Buku SOIFO yang dipublikasikan pertama kali ditahun 2018 dan diperbaharui setiap dua tahun ini, berisikan data dan informasi terkini mengenai kondisi hutan Indonesia.
Baca juga: FAO Terbitkan SOFO 2024, Menteri LHK Sebut Deforestasi Indonesia Menurun
SOIFO 2024 memiliki tema ‘Towards Sustainability of Forest Ecosystems in Indonesia” meliputi upaya terus menerus KLHK untuk melakukan pelestarian ekosistem hutan di Indonesia. Mulai dari pembibitan, penanaman, hingga pemanfaatan secara lestari dan berkesinambungan.
Selain menyajikan data dan informasi terkini mengenai kondisi hutan Indonesia, SOIFO 2024 juga memberikan analisis mendalam tentang tantangan dan peluang dalam pengelolaan hutan di masa depan, juga inovasi-inovasi yang terus ditingkatkan dalam mengelola hutan di Indonesia, seperti pelaporan real time hotspot, sistem monitoring hutan nasional (SIMONTANA), penyederhanaan perizinan, dan lain-lain.
Wakil Direktur Jenderal FAO, Maria Helena M.Q. Semedo, mengapresiasi langkah Indonesia menerbitkan SOIFO 2024 dan memperkenalkan SIMONTANA di event COFO 27 kali ini.
Sebagai pemilik hutan terluas di dunia, ia meyakini jika aset hutan di Indonesia penting sebagai sumber kekayaan alam bangsa sekaligus juga bagian dari kekayaan keanekaragaman hayati global.

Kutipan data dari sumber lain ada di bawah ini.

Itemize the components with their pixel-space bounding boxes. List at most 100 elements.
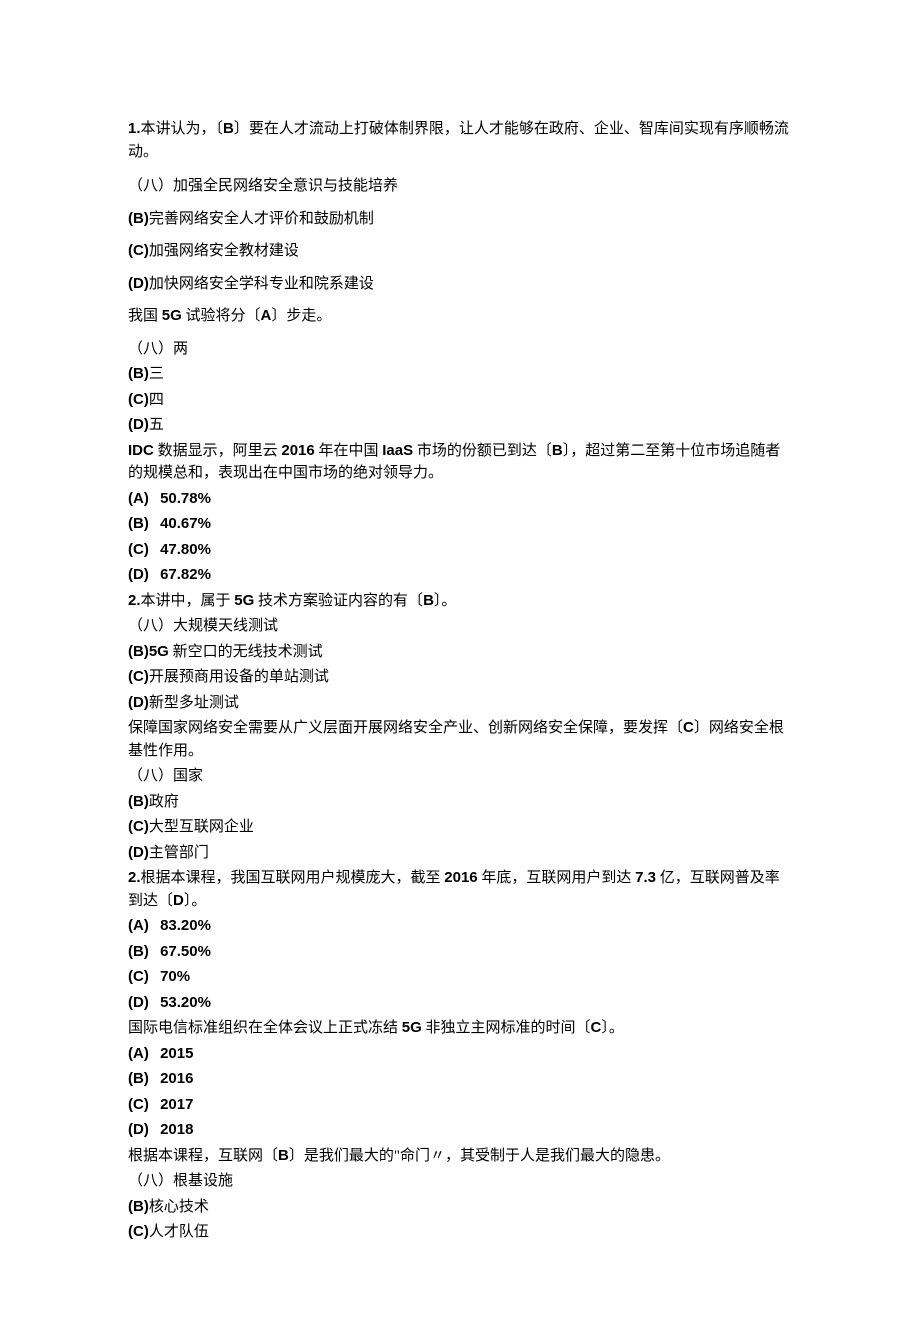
q3-option-a: (A) 50.78% — [128, 488, 792, 511]
q1-number: 1. — [128, 120, 141, 137]
q1-option-d: (D)加快网络安全学科专业和院系建设 — [128, 273, 792, 296]
q6-option-c: (C) 70% — [128, 966, 792, 989]
text: 非独立主网标准的时间〔 — [422, 1020, 591, 1036]
option-text: 40.67% — [160, 515, 211, 532]
text: 〕。 — [184, 893, 207, 909]
text: 根据本课程，我国互联网用户规模庞大，截至 — [141, 870, 445, 886]
text: 〕是我们最大的"命门〃，其受制于人是我们最大的隐患。 — [289, 1148, 670, 1164]
q8-option-a: （八）根基设施 — [128, 1170, 792, 1193]
option-label: (C) — [128, 1221, 149, 1244]
q2-option-d: (D)五 — [128, 414, 792, 437]
q3-option-b: (B) 40.67% — [128, 513, 792, 536]
option-text: 五 — [149, 417, 164, 433]
option-label: (B) — [128, 208, 149, 231]
text: 5G — [234, 592, 254, 609]
question-7-stem: 国际电信标准组织在全体会议上正式冻结 5G 非独立主网标准的时间〔C〕。 — [128, 1017, 792, 1040]
document-page: 1.本讲认为，〔B〕要在人才流动上打破体制界限，让人才能够在政府、企业、智库间实… — [0, 0, 920, 1327]
option-text: 70% — [160, 968, 190, 985]
option-text: 2015 — [160, 1045, 193, 1062]
option-text: 四 — [149, 392, 164, 408]
text: 〕步走。 — [271, 308, 331, 324]
option-text: 核心技术 — [149, 1199, 209, 1215]
option-text: 67.50% — [160, 943, 211, 960]
q7-option-b: (B) 2016 — [128, 1068, 792, 1091]
option-label: (A) — [128, 1043, 149, 1066]
question-6-stem: 2.根据本课程，我国互联网用户规模庞大，截至 2016 年底，互联网用户到达 7… — [128, 867, 792, 912]
option-text: 加强网络安全教材建设 — [149, 243, 299, 259]
option-label: （八） — [128, 1173, 173, 1189]
option-label: (A) — [128, 488, 149, 511]
option-label: (C) — [128, 240, 149, 263]
q8-answer: B — [278, 1147, 289, 1164]
text: 数据显示，阿里云 — [154, 443, 282, 459]
q5-option-d: (D)主管部门 — [128, 842, 792, 865]
question-2-stem: 我国 5G 试验将分〔A〕步走。 — [128, 305, 792, 328]
option-text: 开展预商用设备的单站测试 — [149, 669, 329, 685]
option-text: 新型多址测试 — [149, 695, 239, 711]
q7-option-d: (D) 2018 — [128, 1119, 792, 1142]
q4-option-c: (C)开展预商用设备的单站测试 — [128, 666, 792, 689]
option-text: 三 — [149, 366, 164, 382]
option-label: (D) — [128, 414, 149, 437]
option-label: （八） — [128, 768, 173, 784]
option-label: (C) — [128, 1094, 149, 1117]
option-label: (D) — [128, 564, 149, 587]
option-label: (B) — [128, 363, 149, 386]
q7-answer: C — [591, 1019, 602, 1036]
q4-option-a: （八）大规模天线测试 — [128, 615, 792, 638]
option-text: 加快网络安全学科专业和院系建设 — [149, 276, 374, 292]
option-text: 2018 — [160, 1121, 193, 1138]
option-text: 大规模天线测试 — [173, 618, 278, 634]
option-label: (B) — [128, 791, 149, 814]
text: 技术方案验证内容的有〔 — [254, 593, 423, 609]
q7-option-c: (C) 2017 — [128, 1094, 792, 1117]
question-4-stem: 2.本讲中，属于 5G 技术方案验证内容的有〔B〕。 — [128, 590, 792, 613]
option-label: (B)5G — [128, 641, 169, 664]
q1-option-a: （八）加强全民网络安全意识与技能培养 — [128, 175, 792, 198]
text: 〕。 — [434, 593, 457, 609]
option-text: 主管部门 — [149, 845, 209, 861]
question-8-stem: 根据本课程，互联网〔B〕是我们最大的"命门〃，其受制于人是我们最大的隐患。 — [128, 1145, 792, 1168]
option-text: 2017 — [160, 1096, 193, 1113]
option-label: (B) — [128, 1068, 149, 1091]
option-label: (C) — [128, 966, 149, 989]
q2-option-a: （八）两 — [128, 338, 792, 361]
q6-option-d: (D) 53.20% — [128, 992, 792, 1015]
q4-option-b: (B)5G 新空口的无线技术测试 — [128, 641, 792, 664]
question-5-stem: 保障国家网络安全需要从广义层面开展网络安全产业、创新网络安全保障，要发挥〔C〕网… — [128, 717, 792, 762]
text: 国际电信标准组织在全体会议上正式冻结 — [128, 1020, 402, 1036]
q3-option-c: (C) 47.80% — [128, 539, 792, 562]
q3-option-d: (D) 67.82% — [128, 564, 792, 587]
option-text: 完善网络安全人才评价和鼓励机制 — [149, 211, 374, 227]
q3-answer: B — [552, 442, 563, 459]
option-label: (C) — [128, 816, 149, 839]
text: 市场的份额已到达〔 — [413, 443, 552, 459]
option-label: (C) — [128, 539, 149, 562]
q4-option-d: (D)新型多址测试 — [128, 692, 792, 715]
q6-number: 2. — [128, 869, 141, 886]
option-text: 根基设施 — [173, 1173, 233, 1189]
text: 7.3 — [635, 869, 656, 886]
option-label: (B) — [128, 941, 149, 964]
text: IaaS — [382, 442, 413, 459]
q1-option-c: (C)加强网络安全教材建设 — [128, 240, 792, 263]
text: 试验将分〔 — [182, 308, 261, 324]
option-text: 政府 — [149, 794, 179, 810]
text: 根据本课程，互联网〔 — [128, 1148, 278, 1164]
option-text: 两 — [173, 341, 188, 357]
question-3-stem: IDC 数据显示，阿里云 2016 年在中国 IaaS 市场的份额已到达〔B〕，… — [128, 440, 792, 485]
q2-option-c: (C)四 — [128, 389, 792, 412]
q2-option-b: (B)三 — [128, 363, 792, 386]
option-text: 新空口的无线技术测试 — [169, 644, 323, 660]
q8-option-c: (C)人才队伍 — [128, 1221, 792, 1244]
q5-answer: C — [683, 719, 694, 736]
option-label: (B) — [128, 513, 149, 536]
option-label: (D) — [128, 692, 149, 715]
text: 本讲认为，〔 — [141, 121, 224, 137]
text: 5G — [162, 307, 182, 324]
option-text: 67.82% — [160, 566, 211, 583]
option-label: (A) — [128, 915, 149, 938]
q4-number: 2. — [128, 592, 141, 609]
text: 我国 — [128, 308, 162, 324]
option-text: 83.20% — [160, 917, 211, 934]
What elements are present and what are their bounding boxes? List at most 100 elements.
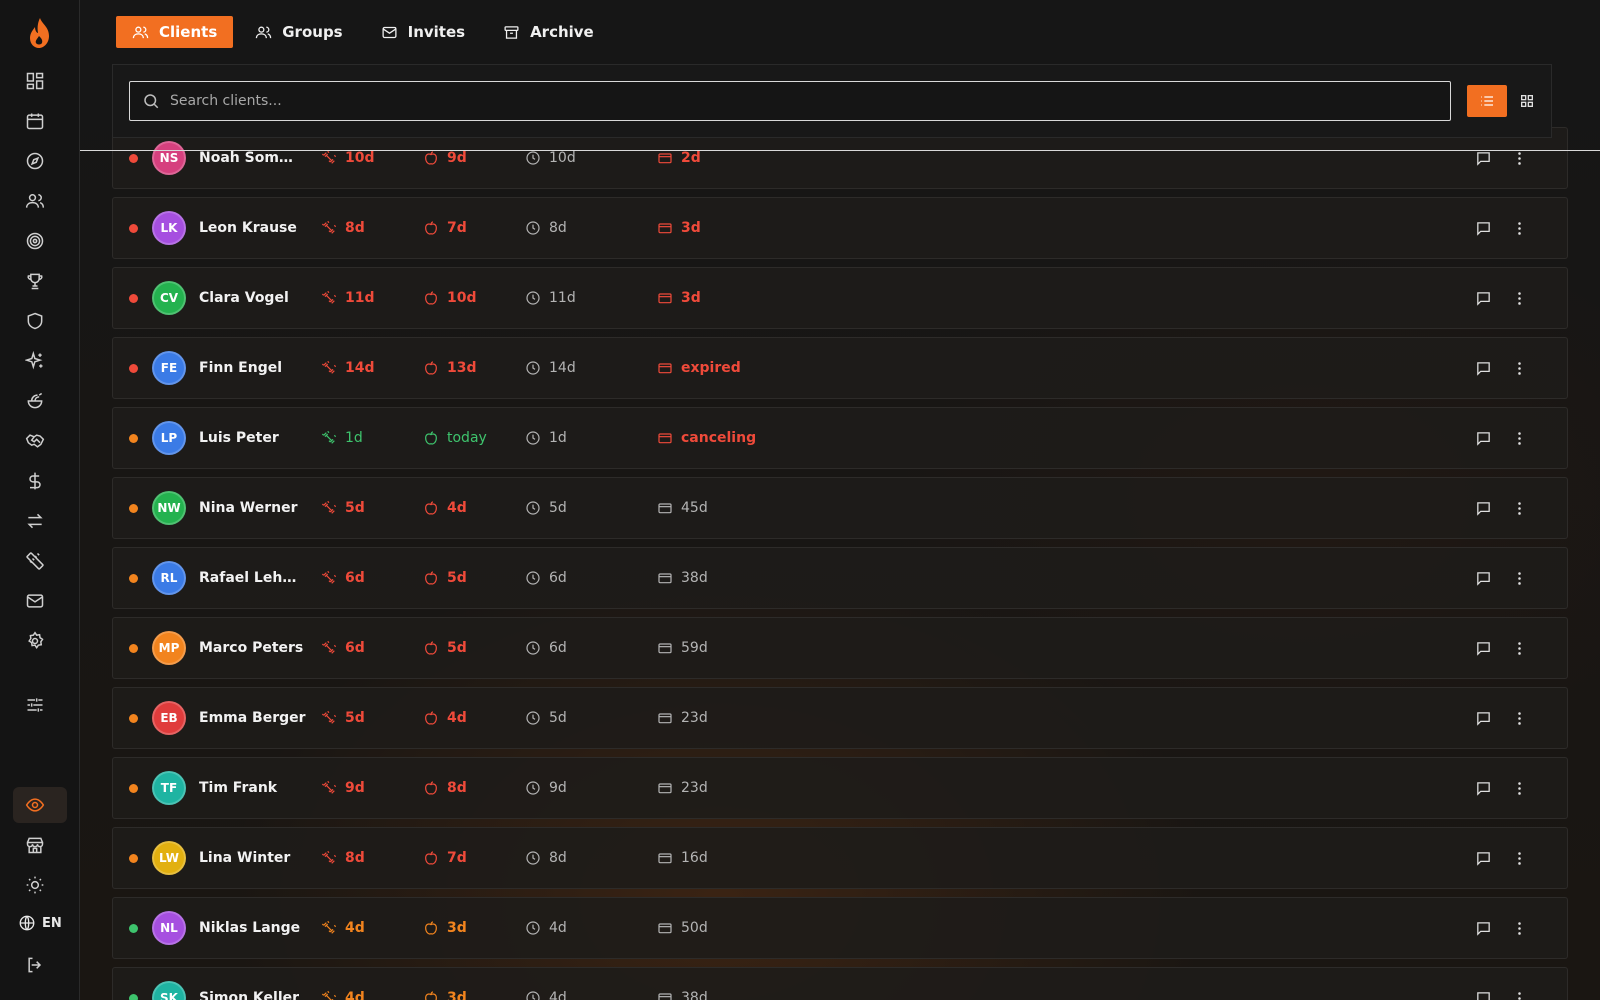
- eye-icon[interactable]: [20, 790, 50, 820]
- mail-icon[interactable]: [20, 586, 50, 616]
- avatar[interactable]: LP: [152, 421, 186, 455]
- more-options-icon[interactable]: [1509, 708, 1529, 728]
- avatar[interactable]: SK: [152, 981, 186, 1000]
- avatar[interactable]: RL: [152, 561, 186, 595]
- activity-stat: 5d: [525, 710, 567, 726]
- more-options-icon[interactable]: [1509, 918, 1529, 938]
- nutrition-stat: 10d: [423, 290, 477, 306]
- avatar[interactable]: LW: [152, 841, 186, 875]
- more-options-icon[interactable]: [1509, 988, 1529, 1000]
- message-icon[interactable]: [1473, 778, 1493, 798]
- sparkles-icon[interactable]: [20, 346, 50, 376]
- client-name[interactable]: Finn Engel: [199, 360, 307, 376]
- avatar[interactable]: CV: [152, 281, 186, 315]
- ruler-icon[interactable]: [20, 546, 50, 576]
- avatar[interactable]: MP: [152, 631, 186, 665]
- message-icon[interactable]: [1473, 848, 1493, 868]
- grid-view-button[interactable]: [1507, 85, 1547, 117]
- client-name[interactable]: Leon Krause: [199, 220, 307, 236]
- sun-icon[interactable]: [20, 870, 50, 900]
- message-icon[interactable]: [1473, 218, 1493, 238]
- nutrition-value: 5d: [447, 640, 467, 656]
- more-options-icon[interactable]: [1509, 568, 1529, 588]
- client-row[interactable]: MP Marco Peters 6d 5d 6d 59d: [112, 617, 1568, 679]
- dashboard-icon[interactable]: [20, 66, 50, 96]
- more-options-icon[interactable]: [1509, 288, 1529, 308]
- flame-logo-icon[interactable]: [25, 16, 55, 50]
- client-row[interactable]: CV Clara Vogel 11d 10d 11d 3d: [112, 267, 1568, 329]
- tab-label: Clients: [159, 23, 218, 41]
- language-selector[interactable]: EN: [18, 914, 62, 932]
- more-options-icon[interactable]: [1509, 498, 1529, 518]
- message-icon[interactable]: [1473, 638, 1493, 658]
- client-name[interactable]: Clara Vogel: [199, 290, 307, 306]
- list-view-button[interactable]: [1467, 85, 1507, 117]
- transfer-icon[interactable]: [20, 506, 50, 536]
- calendar-icon[interactable]: [20, 106, 50, 136]
- search-input[interactable]: [170, 93, 1450, 109]
- credit-card-icon: [657, 360, 673, 376]
- salad-icon[interactable]: [20, 386, 50, 416]
- client-name[interactable]: Noah Sommer: [199, 150, 307, 166]
- message-icon[interactable]: [1473, 148, 1493, 168]
- message-icon[interactable]: [1473, 568, 1493, 588]
- apple-icon: [423, 290, 439, 306]
- more-options-icon[interactable]: [1509, 218, 1529, 238]
- more-options-icon[interactable]: [1509, 638, 1529, 658]
- message-icon[interactable]: [1473, 708, 1493, 728]
- client-row[interactable]: NW Nina Werner 5d 4d 5d 45d: [112, 477, 1568, 539]
- client-name[interactable]: Luis Peter: [199, 430, 307, 446]
- client-row[interactable]: SK Simon Keller 4d 3d 4d 38d: [112, 967, 1568, 1000]
- client-name[interactable]: Niklas Lange: [199, 920, 307, 936]
- tab-clients[interactable]: Clients: [116, 16, 234, 48]
- message-icon[interactable]: [1473, 358, 1493, 378]
- message-icon[interactable]: [1473, 498, 1493, 518]
- handshake-icon[interactable]: [20, 426, 50, 456]
- client-row[interactable]: FE Finn Engel 14d 13d 14d expired: [112, 337, 1568, 399]
- message-icon[interactable]: [1473, 988, 1493, 1000]
- more-options-icon[interactable]: [1509, 148, 1529, 168]
- client-name[interactable]: Rafael Lehmann: [199, 570, 307, 586]
- client-name[interactable]: Tim Frank: [199, 780, 307, 796]
- client-row[interactable]: LK Leon Krause 8d 7d 8d 3d: [112, 197, 1568, 259]
- client-row[interactable]: NL Niklas Lange 4d 3d 4d 50d: [112, 897, 1568, 959]
- more-options-icon[interactable]: [1509, 778, 1529, 798]
- settings-gear-icon[interactable]: [20, 626, 50, 656]
- avatar[interactable]: NS: [152, 141, 186, 175]
- message-icon[interactable]: [1473, 288, 1493, 308]
- logout-icon[interactable]: [20, 950, 50, 980]
- more-options-icon[interactable]: [1509, 428, 1529, 448]
- more-options-icon[interactable]: [1509, 848, 1529, 868]
- client-row[interactable]: TF Tim Frank 9d 8d 9d 23d: [112, 757, 1568, 819]
- client-name[interactable]: Nina Werner: [199, 500, 307, 516]
- sliders-icon[interactable]: [20, 690, 50, 720]
- tab-archive[interactable]: Archive: [487, 16, 610, 48]
- client-name[interactable]: Lina Winter: [199, 850, 307, 866]
- avatar[interactable]: TF: [152, 771, 186, 805]
- store-icon[interactable]: [20, 830, 50, 860]
- clients-icon[interactable]: [20, 186, 50, 216]
- client-row[interactable]: LW Lina Winter 8d 7d 8d 16d: [112, 827, 1568, 889]
- more-options-icon[interactable]: [1509, 358, 1529, 378]
- target-icon[interactable]: [20, 226, 50, 256]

“Saya senang bahwa Indonesia telah mengembangkan sistem pemantauan Hutan Nasional Inovatif yang dikenal sebagai SIMONTANA sebagai menteri sangat penting untuk menginformasikan perencanaan strategis nasional mereka juga memungkinkan negara-negara untuk secara transparan memenuhi komitmen pelaporan Internasional,” ujar Semedo.
Ia juga menyambut positif perkembangan pengelolaan hutan di Indonesia yang semakin baik yang ditandai dengan menurunnya angka deforestasi nasional secara signifikan dalam dua dekade terakhir dan terus dijaga secara baik hingga saat ini.
“Sangat menyenangkan melihat bahwa Indonesia telah mencapai kemajuan yang sangat pesat, dan kami senang bahwa kemajuan ini dapat dilacak secara transparan dengan menggunakan instrumen-instrumen yang inovatif,” ujarnya.
Ia pun berujar jika FAO telah dan masih akan terus menjadi pendukung besar pemantauan dan kelestarian hutan.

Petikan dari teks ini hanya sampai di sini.